There are two types of people in the world: those who turn personal tragedy into greatness and those who cannot. This is what makes the former type great and the latter mediocre. There is no greater tragedy than mediocrity.
The most devastating effect of mediocrity is impotence. Not impotence in the physiological sense, but in disposition and action. This is especially true in America today. The overall, foundational narrative that maintains American society is the American Dream, which is founded on nothing else than the idea that anyone, with enough hard work, can achieve Greatness. If the American Dream is the sustaining force of our lives, then the realization of one’s mediocrity is death.

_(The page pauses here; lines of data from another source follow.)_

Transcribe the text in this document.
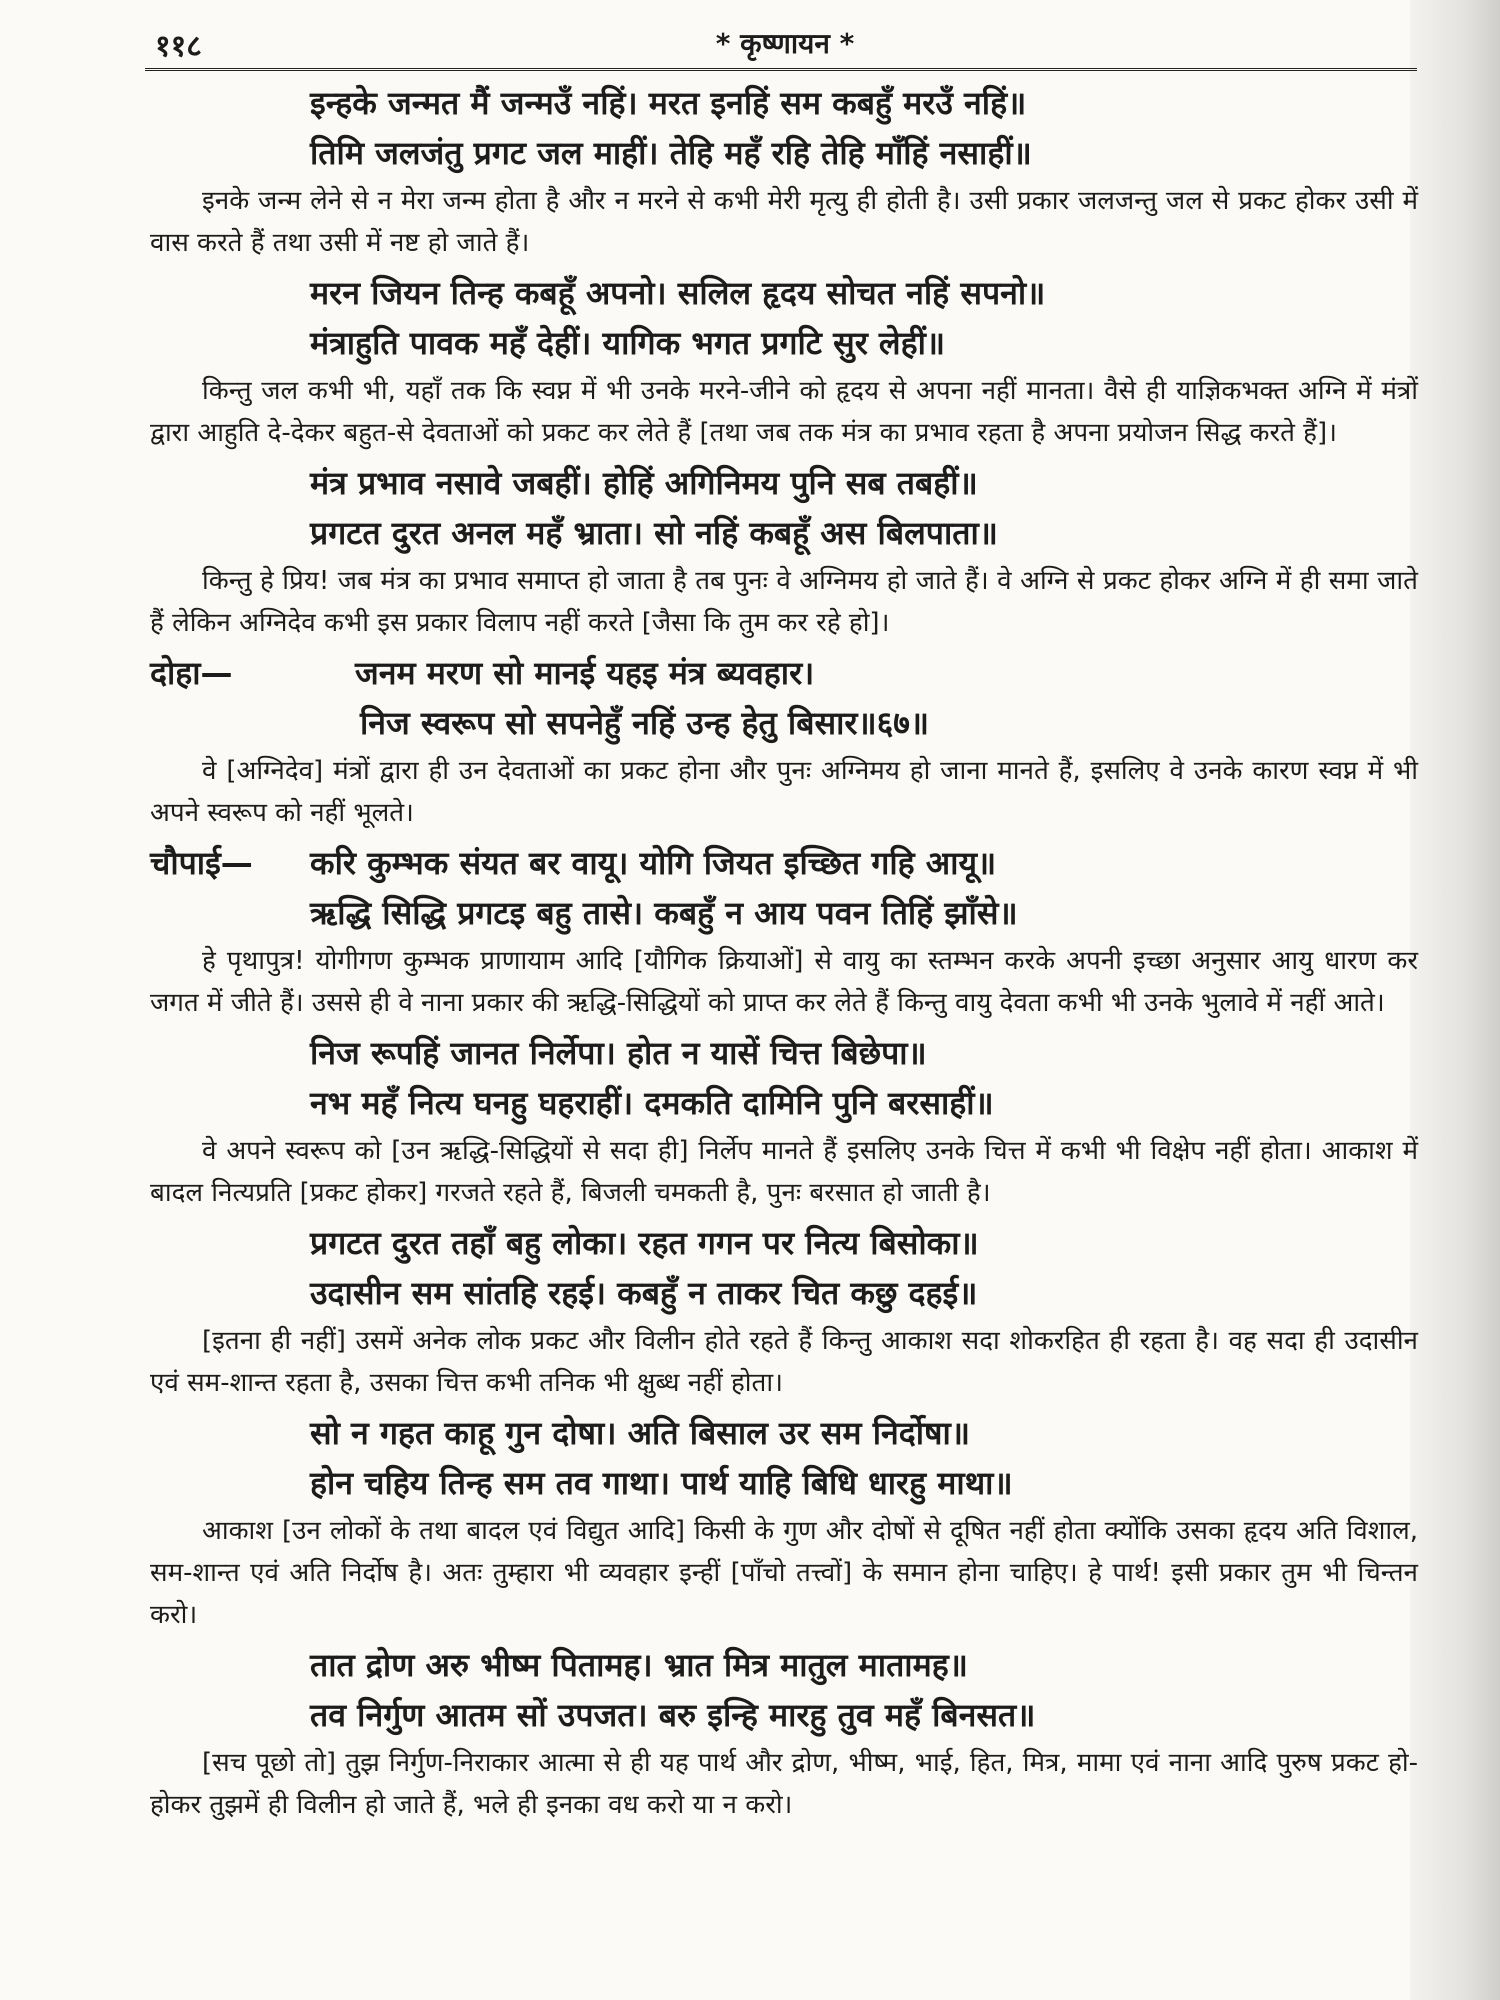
११८	* कृष्णायन *
इन्हके जन्मत मैं जन्मउँ नहिं। मरत इनहिं सम कबहुँ मरउँ नहिं॥
तिमि जलजंतु प्रगट जल माहीं। तेहि महँ रहि तेहि माँहिं नसाहीं॥

इनके जन्म लेने से न मेरा जन्म होता है और न मरने से कभी मेरी मृत्यु ही होती है। उसी प्रकार जलजन्तु जल से प्रकट होकर उसी में वास करते हैं तथा उसी में नष्ट हो जाते हैं।

मरन जियन तिन्ह कबहूँ अपनो। सलिल हृदय सोचत नहिं सपनो॥
मंत्राहुति पावक महँ देहीं। यागिक भगत प्रगटि सुर लेहीं॥

किन्तु जल कभी भी, यहाँ तक कि स्वप्न में भी उनके मरने-जीने को हृदय से अपना नहीं मानता। वैसे ही याज्ञिकभक्त अग्नि में मंत्रों द्वारा आहुति दे-देकर बहुत-से देवताओं को प्रकट कर लेते हैं [तथा जब तक मंत्र का प्रभाव रहता है अपना प्रयोजन सिद्ध करते हैं]।

मंत्र प्रभाव नसावे जबहीं। होहिं अगिनिमय पुनि सब तबहीं॥
प्रगटत दुरत अनल महँ भ्राता। सो नहिं कबहूँ अस बिलपाता॥

किन्तु हे प्रिय! जब मंत्र का प्रभाव समाप्त हो जाता है तब पुनः वे अग्निमय हो जाते हैं। वे अग्नि से प्रकट होकर अग्नि में ही समा जाते हैं लेकिन अग्निदेव कभी इस प्रकार विलाप नहीं करते [जैसा कि तुम कर रहे हो]।

दोहा—	जनम मरण सो मानई यहइ मंत्र ब्यवहार।
निज स्वरूप सो सपनेहुँ नहिं उन्ह हेतु बिसार॥६७॥

वे [अग्निदेव] मंत्रों द्वारा ही उन देवताओं का प्रकट होना और पुनः अग्निमय हो जाना मानते हैं, इसलिए वे उनके कारण स्वप्न में भी अपने स्वरूप को नहीं भूलते।

चौपाई—	करि कुम्भक संयत बर वायू। योगि जियत इच्छित गहि आयू॥
ऋद्धि सिद्धि प्रगटइ बहु तासे। कबहुँ न आय पवन तिहिं झाँसे॥

हे पृथापुत्र! योगीगण कुम्भक प्राणायाम आदि [यौगिक क्रियाओं] से वायु का स्तम्भन करके अपनी इच्छा अनुसार आयु धारण कर जगत में जीते हैं। उससे ही वे नाना प्रकार की ऋद्धि-सिद्धियों को प्राप्त कर लेते हैं किन्तु वायु देवता कभी भी उनके भुलावे में नहीं आते।

निज रूपहिं जानत निर्लेपा। होत न यासें चित्त बिछेपा॥
नभ महँ नित्य घनहु घहराहीं। दमकति दामिनि पुनि बरसाहीं॥

वे अपने स्वरूप को [उन ऋद्धि-सिद्धियों से सदा ही] निर्लेप मानते हैं इसलिए उनके चित्त में कभी भी विक्षेप नहीं होता। आकाश में बादल नित्यप्रति [प्रकट होकर] गरजते रहते हैं, बिजली चमकती है, पुनः बरसात हो जाती है।

प्रगटत दुरत तहाँ बहु लोका। रहत गगन पर नित्य बिसोका॥
उदासीन सम सांतहि रहई। कबहुँ न ताकर चित कछु दहई॥

[इतना ही नहीं] उसमें अनेक लोक प्रकट और विलीन होते रहते हैं किन्तु आकाश सदा शोकरहित ही रहता है। वह सदा ही उदासीन एवं सम-शान्त रहता है, उसका चित्त कभी तनिक भी क्षुब्ध नहीं होता।

सो न गहत काहू गुन दोषा। अति बिसाल उर सम निर्दोषा॥
होन चहिय तिन्ह सम तव गाथा। पार्थ याहि बिधि धारहु माथा॥

आकाश [उन लोकों के तथा बादल एवं विद्युत आदि] किसी के गुण और दोषों से दूषित नहीं होता क्योंकि उसका हृदय अति विशाल, सम-शान्त एवं अति निर्दोष है। अतः तुम्हारा भी व्यवहार इन्हीं [पाँचो तत्त्वों] के समान होना चाहिए। हे पार्थ! इसी प्रकार तुम भी चिन्तन करो।

तात द्रोण अरु भीष्म पितामह। भ्रात मित्र मातुल मातामह॥
तव निर्गुण आतम सों उपजत। बरु इन्हि मारहु तुव महँ बिनसत॥

[सच पूछो तो] तुझ निर्गुण-निराकार आत्मा से ही यह पार्थ और द्रोण, भीष्म, भाई, हित, मित्र, मामा एवं नाना आदि पुरुष प्रकट हो-होकर तुझमें ही विलीन हो जाते हैं, भले ही इनका वध करो या न करो।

This is what troubles me, because I’ve realized a long time ago that I cannot possibly join the rank of greatness. The fate that’s in store for me is a life of mediocrity. Does this mean that I’m giving up on life? I have always contended that the realization of mediocrity does not necessarily lead to impotence and resignation, but every once in a while I grow skeptical of my own claims.
After all, what justification did I have? Thus, the problem of justification is my obsession and compulsion. What justifies my belief that mediocrity can be overcome with personal and existential commitment? Perhaps it cannot be overcome at all. But then what? What does that mean? Does that mean that I should give up, go to law school, and file divorce claims for the rest of my life and live the middle-class life? Part of me fiercely resists this path, and I have always identified passion with authenticity. But perhaps, just perhaps, passion is no less inauthentic than cold calculations.
Epistemological confusion, that is my problem.